# Removing Vanes from Carbon Shafts?



## TIMBERGHOST (Aug 17, 2012)

Hello All.

I was wondering if anyone knows a better way than cutting and scraping with a blade or knife to remove vanes from carbon arrows without damaging the shaft.  I know how to do it with a knife but I'm always afraid of damaging the shaft that way. Is there a chemical or solvent or boiling technique or some other something carbon arrow experts use to remove vanes and dried glue residue to prep for re-fletching? 

Kindly thank you all in advance for your input.


----------



## 2wheelfoster (Aug 17, 2012)

Soak them in some acetone for a little while.  I pour it in a mason jar and let them sit for 5-10 minutes. It should wipe right off.


----------



## TIMBERGHOST (Aug 17, 2012)

Thanks Buddy.  Does that include vanes glued directly to the shaft with no wrap?


----------



## frankwright (Aug 17, 2012)

I have ripped them off the best I could, it usually leaves a strip of plastic on the shaft.

I dab that with a rag wet with acetone and the glue will usually turn loose and you can peel and wipe everything off.


----------



## TIMBERGHOST (Aug 20, 2012)

I followed 2WheelFoster's and Scarlet Arrows' advice. Here is what I did:  

1) Carefully stripped off the vanes and feathers with a dull utility knife. 

2) Filled a jar with acetone to a level just above the fletchings/vanes/feathers. 

3) Stuck the dozen arrows standing up in the jar of acetone and left 'em sit for @ 15 minutes. All the remaining junk began to visibly pull away from the shafts. 

4) Pulled 'em out one by one and wiped 'em down with 0000 steel wool.  Mostly clean but just a little sticky stuff remained so I repeated only this time for 5 minutes. Every single shaft wiped away completely clean.  

FYI, the nocks  started to change color and break down which was no problem since they were old and looked like they needed replacing anyway but I should have taken the nocks out first if I needed to save them.

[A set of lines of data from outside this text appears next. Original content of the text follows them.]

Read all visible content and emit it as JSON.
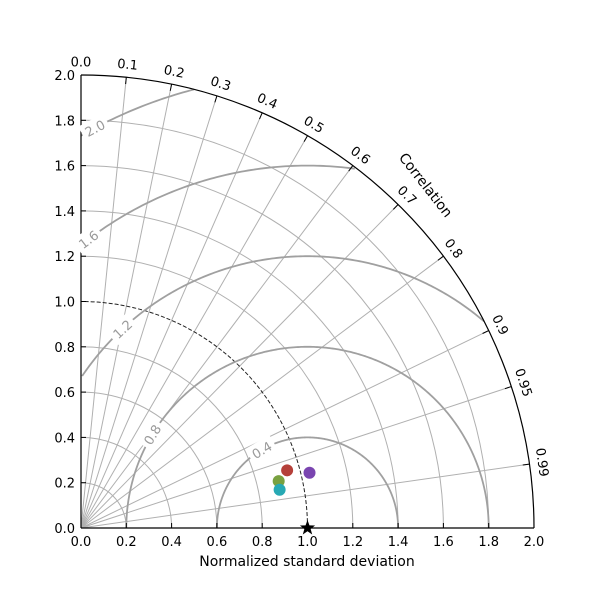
{
  "chart_data": {
    "type": "scatter",
    "title": "",
    "xlabel": "Normalized standard deviation",
    "ylabel": "",
    "arc_label": "Correlation",
    "std_range": [
      0,
      2
    ],
    "std_ticks": [
      "0.0",
      "0.2",
      "0.4",
      "0.6",
      "0.8",
      "1.0",
      "1.2",
      "1.4",
      "1.6",
      "1.8",
      "2.0"
    ],
    "correlation_ticks": [
      "0.0",
      "0.1",
      "0.2",
      "0.3",
      "0.4",
      "0.5",
      "0.6",
      "0.7",
      "0.8",
      "0.9",
      "0.95",
      "0.99"
    ],
    "std_gridlines": [
      0.2,
      0.4,
      0.6,
      0.8,
      1.0,
      1.2,
      1.4,
      1.6,
      1.8
    ],
    "rms_contours": [
      "0.4",
      "0.8",
      "1.2",
      "1.6",
      "2.0"
    ],
    "reference": {
      "std": 1.0,
      "correlation": 1.0,
      "marker": "star"
    },
    "points": [
      {
        "std": 0.945,
        "correlation": 0.963,
        "color": "#b5403a"
      },
      {
        "std": 0.897,
        "correlation": 0.973,
        "color": "#79a140"
      },
      {
        "std": 0.893,
        "correlation": 0.982,
        "color": "#27a9b4"
      },
      {
        "std": 1.038,
        "correlation": 0.972,
        "color": "#7a45b0"
      }
    ],
    "grid": true,
    "colors": {
      "grid": "#b0b0b0",
      "contour": "#a0a0a0",
      "rms_label": "#9a9a9a",
      "axis": "#000000"
    }
  }
}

The shafts look brand new and ready to re-fletch. 

Thanks everyone for your help.


----------



## frankwright (Aug 20, 2012)

FYI, the nocks  started to change color and break down which was no  problem since they were old and looked like they needed replacing anyway  but I should have taken the nocks out first if I needed to save them.  The shafts look brand new and ready to re-fletch.

Yep, Acetone will melt any plastic it touches.

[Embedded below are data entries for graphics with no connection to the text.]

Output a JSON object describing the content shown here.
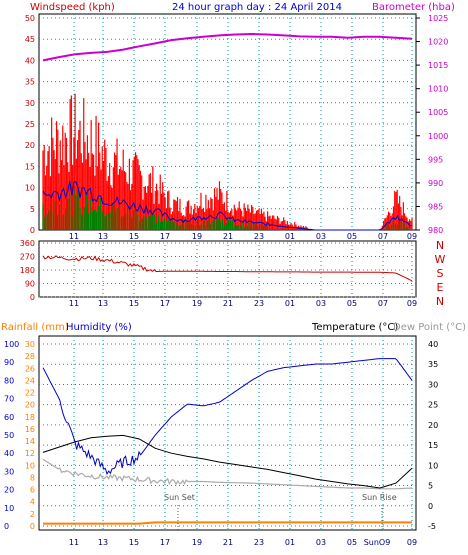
{
  "header": {
    "windspeed_label": "Windspeed (kph)",
    "graph_title": "24 hour graph day : 24 April 2014",
    "barometer_label": "Barometer (hba)"
  },
  "colors": {
    "wind": "#ff0000",
    "gust": "#ff0000",
    "wind_avg": "#0000cc",
    "wind_low": "#008000",
    "barometer": "#cc00cc",
    "direction": "#cc0000",
    "humidity": "#0000cc",
    "temperature": "#000000",
    "dew_point": "#aaaaaa",
    "rainfall": "#ff8000",
    "grid": "#009999",
    "left_axis": "#cc0000",
    "right_axis": "#cc00cc",
    "bottom_left_axis": "#0000cc",
    "bottom_right_axis": "#000000"
  },
  "x_ticks": [
    "11",
    "13",
    "15",
    "17",
    "19",
    "21",
    "23",
    "01",
    "03",
    "05",
    "07",
    "09"
  ],
  "wind_axis": {
    "ticks": [
      "0",
      "5",
      "10",
      "15",
      "20",
      "25",
      "30",
      "35",
      "40",
      "45",
      "50"
    ]
  },
  "baro_axis": {
    "ticks": [
      "980",
      "985",
      "990",
      "995",
      "1000",
      "1005",
      "1010",
      "1015",
      "1020",
      "1025"
    ]
  },
  "dir_axis": {
    "ticks": [
      "0",
      "90",
      "180",
      "270",
      "360"
    ],
    "compass": [
      "N",
      "W",
      "S",
      "E",
      "N"
    ]
  },
  "bottom_panel": {
    "rainfall_label": "Rainfall (mm)",
    "humidity_label": "Humidity (%)",
    "temperature_label": "Temperature (°C)",
    "dewpoint_label": "Dew Point (°C)",
    "humidity_ticks": [
      "0",
      "10",
      "20",
      "30",
      "40",
      "50",
      "60",
      "70",
      "80",
      "90",
      "100"
    ],
    "rain_ticks": [
      "0",
      "2",
      "4",
      "6",
      "8",
      "10",
      "12",
      "14",
      "16",
      "18",
      "20",
      "22",
      "24",
      "26",
      "28",
      "30"
    ],
    "temp_ticks": [
      "-5",
      "0",
      "5",
      "10",
      "15",
      "20",
      "25",
      "30",
      "35",
      "40"
    ],
    "sun_set_label": "Sun Set",
    "sun_rise_label": "Sun Rise",
    "x_ticks": [
      "11",
      "13",
      "15",
      "17",
      "19",
      "21",
      "23",
      "01",
      "03",
      "05",
      "SunO9",
      "09"
    ]
  },
  "chart_data": [
    {
      "type": "line",
      "title": "24 hour graph day : 24 April 2014",
      "x": [
        "10",
        "11",
        "12",
        "13",
        "14",
        "15",
        "16",
        "17",
        "18",
        "19",
        "20",
        "21",
        "22",
        "23",
        "00",
        "01",
        "02",
        "03",
        "04",
        "05",
        "06",
        "07",
        "08",
        "09"
      ],
      "series": [
        {
          "name": "Windspeed (kph)",
          "axis": "left",
          "values": [
            18,
            20,
            22,
            20,
            16,
            14,
            12,
            10,
            6,
            5,
            7,
            8,
            5,
            4,
            3,
            2,
            1,
            0,
            0,
            0,
            0,
            0,
            7,
            2
          ]
        },
        {
          "name": "Barometer (hba)",
          "axis": "right",
          "values": [
            1016,
            1016.7,
            1017.3,
            1017.6,
            1017.8,
            1018.3,
            1019,
            1019.6,
            1020.3,
            1020.7,
            1021,
            1021.3,
            1021.5,
            1021.6,
            1021.5,
            1021.3,
            1021.1,
            1021,
            1021,
            1020.8,
            1021,
            1021,
            1020.8,
            1020.6
          ]
        }
      ],
      "ylim_left": [
        0,
        50
      ],
      "ylim_right": [
        980,
        1025
      ]
    },
    {
      "type": "line",
      "x": [
        "10",
        "11",
        "12",
        "13",
        "14",
        "15",
        "16",
        "17",
        "18",
        "19",
        "20",
        "21",
        "22",
        "23",
        "00",
        "01",
        "02",
        "03",
        "04",
        "05",
        "06",
        "07",
        "08",
        "09"
      ],
      "series": [
        {
          "name": "Wind direction",
          "values": [
            270,
            262,
            255,
            260,
            245,
            225,
            200,
            170,
            172,
            172,
            171,
            170,
            170,
            168,
            168,
            167,
            167,
            166,
            166,
            166,
            165,
            165,
            160,
            108
          ]
        }
      ],
      "ylim": [
        0,
        360
      ]
    },
    {
      "type": "line",
      "x": [
        "10",
        "11",
        "12",
        "13",
        "14",
        "15",
        "16",
        "17",
        "18",
        "19",
        "20",
        "21",
        "22",
        "23",
        "00",
        "01",
        "02",
        "03",
        "04",
        "05",
        "06",
        "07",
        "08",
        "09"
      ],
      "series": [
        {
          "name": "Humidity (%)",
          "axis": "left",
          "values": [
            87,
            70,
            45,
            38,
            30,
            35,
            38,
            50,
            60,
            67,
            66,
            68,
            74,
            80,
            85,
            87,
            88,
            89,
            89,
            90,
            91,
            92,
            92,
            80
          ]
        },
        {
          "name": "Temperature (°C)",
          "axis": "right",
          "values": [
            13.2,
            14.5,
            15.8,
            16.8,
            17.2,
            17.4,
            16.5,
            14.2,
            13,
            12.2,
            11.6,
            10.8,
            10.2,
            9.6,
            9,
            8.2,
            7.4,
            6.6,
            6,
            5.4,
            5,
            4.4,
            5.6,
            9.3
          ]
        },
        {
          "name": "Dew Point (°C)",
          "axis": "right",
          "values": [
            11.5,
            9,
            8,
            7.4,
            7,
            6.8,
            6.5,
            6.2,
            6,
            6,
            6,
            5.8,
            5.7,
            5.6,
            5.4,
            5.2,
            5,
            4.8,
            4.6,
            4.4,
            4.4,
            4.2,
            4.2,
            4.4
          ]
        },
        {
          "name": "Rainfall (mm)",
          "axis": "left",
          "values": [
            0.4,
            0.4,
            0.4,
            0.4,
            0.4,
            0.4,
            0.4,
            0.6,
            0.6,
            0.6,
            0.6,
            0.6,
            0.6,
            0.6,
            0.6,
            0.6,
            0.6,
            0.6,
            0.6,
            0.6,
            0.6,
            0.6,
            0.6,
            0.6
          ]
        }
      ],
      "ylim_humidity": [
        0,
        100
      ],
      "ylim_temperature": [
        -5,
        40
      ],
      "ylim_rainfall": [
        0,
        30
      ]
    }
  ]
}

I am glad you got the vane deal  figured out.


----------



## TIMBERGHOST (Aug 21, 2012)

Thanks Frank.

Someone on another thread made the suggestion that leaving the carbon shafts in the acetone bath for too long could possibly break down or degrade the integrity of the carbon or composite materials which construct the shaft. I only exposed them for 20 minutes tops.  A day later I closely inspected and flexed these shafts for damage and could discern none.  

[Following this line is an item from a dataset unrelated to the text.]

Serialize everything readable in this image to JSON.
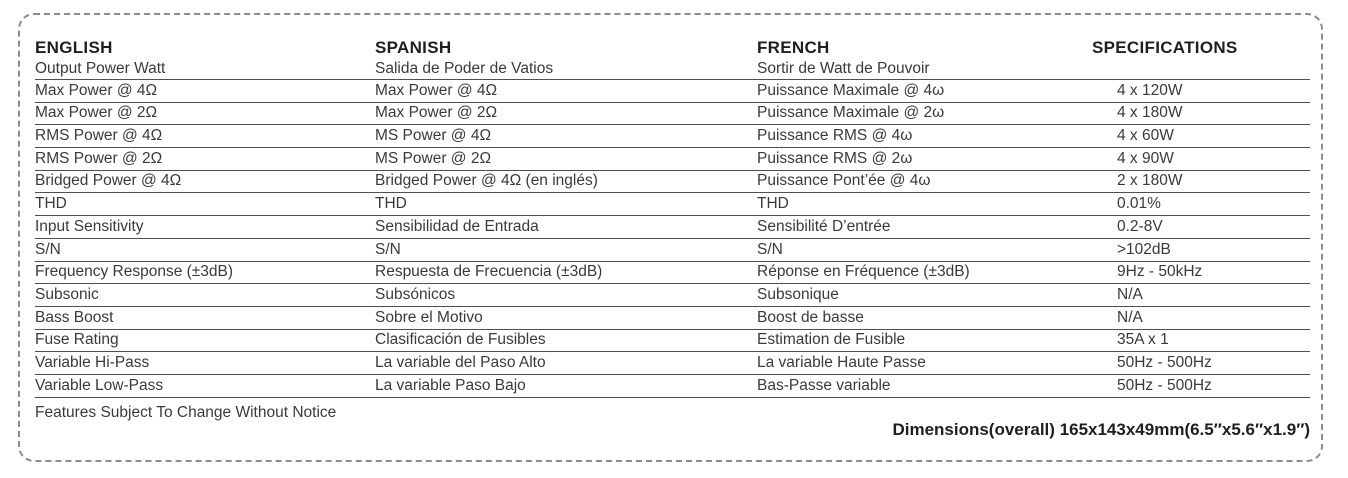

Just bringing this to light as a possibility for all to consider.


----------



## youngtrad (Aug 21, 2012)

leaving them in too long wont hurt the shaft. acetone wont break down the binding agents carbon fiber, but if you have fiberglass you have to be careful it will eat resin. also great way to strip off th writing of carbon arrows and leave a nice black shaft which looks great with all white feathers especially when they the bow and you get the fluttering effect from the fletches


----------



## earlthegoat2 (Aug 24, 2012)

Id forgo the acetone bath altogether.  IMO the absolute best tool for vane removal is the Zip Strip tool.  I have used it to devane plenty of carbons in the past and then wipe the residue with acetone and finish off with a sharp razor blade scraping with light pressure until the residual glue is gone.

Really though, there are plenty of ways to skin this cat and everyone has given advice that will work.


----------



## markland (Aug 24, 2012)

Acetone will break down the resin used in bonding carbon arrow shafts and I would definitely not suggest dipping them in acetone for any length of time.  All carbon shafts have some fiberglass in them, the higher the GPI or wall thickness, the more fiberglass content.   It is a factor of weight and strength added to the shaft, carbon in itself is extremely light and they would be excessively stiff and light not to mention very brittle without having the fiberglass added to them.
I sometimes wipe shafts down with acetone but always go back and clean them off with alcohol, short exposure may not harm them but long term soaking is definitely not a good thing.  Be careful!
Before anybody counters my statements, keep in mind I work in the industry and work with and have developed carbon arrow shafts and know the process manufacturers use to build carbon arrows, you would be suprised how much fiberglass is actually in alot of your favorite "carbon" arrows.


----------



## earlthegoat2 (Aug 24, 2012)

Fiberglass and acetone based epoxy resins are used in carbon shafting.  Acetone is used as a solvent for both epoxy and CA (super) glues.  Great for getting rid of excess fletch glue but not so much with the adhesives that hold your arrow shaft together.


----------



## youngtrad (Aug 28, 2012)

okay what i said earlier seems to be not entirely true but from experience i have soaked carbon shafts in acetone for 12 hours let me repeat 12 hours and no harm was done they still shoot like rockets  out of a 62 pound longbow and recurve and no problems have popped up. im not it cant but in my experience nothing has happened im not trying to - I AM A POTTY MOUTH -- I AM A POTTY MOUTH -- I AM A POTTY MOUTH -- I AM A POTTY MOUTH - anyone off but this was told to me and ive used it and the person who told me does it and has done it for years so to summarize everyone has their opinions take what you can from this and most importantly go ahead and experiment causes a lot less typing


----------



## TIMBERGHOST (Aug 29, 2012)

Thanks for all the responses and information.  

Mark,  I will not soak carbon shafts anymore.  

Hopefully 20 minutes total this one time is not an issue and it was only the outside surface - doesn't appear to be any negative impact.


----------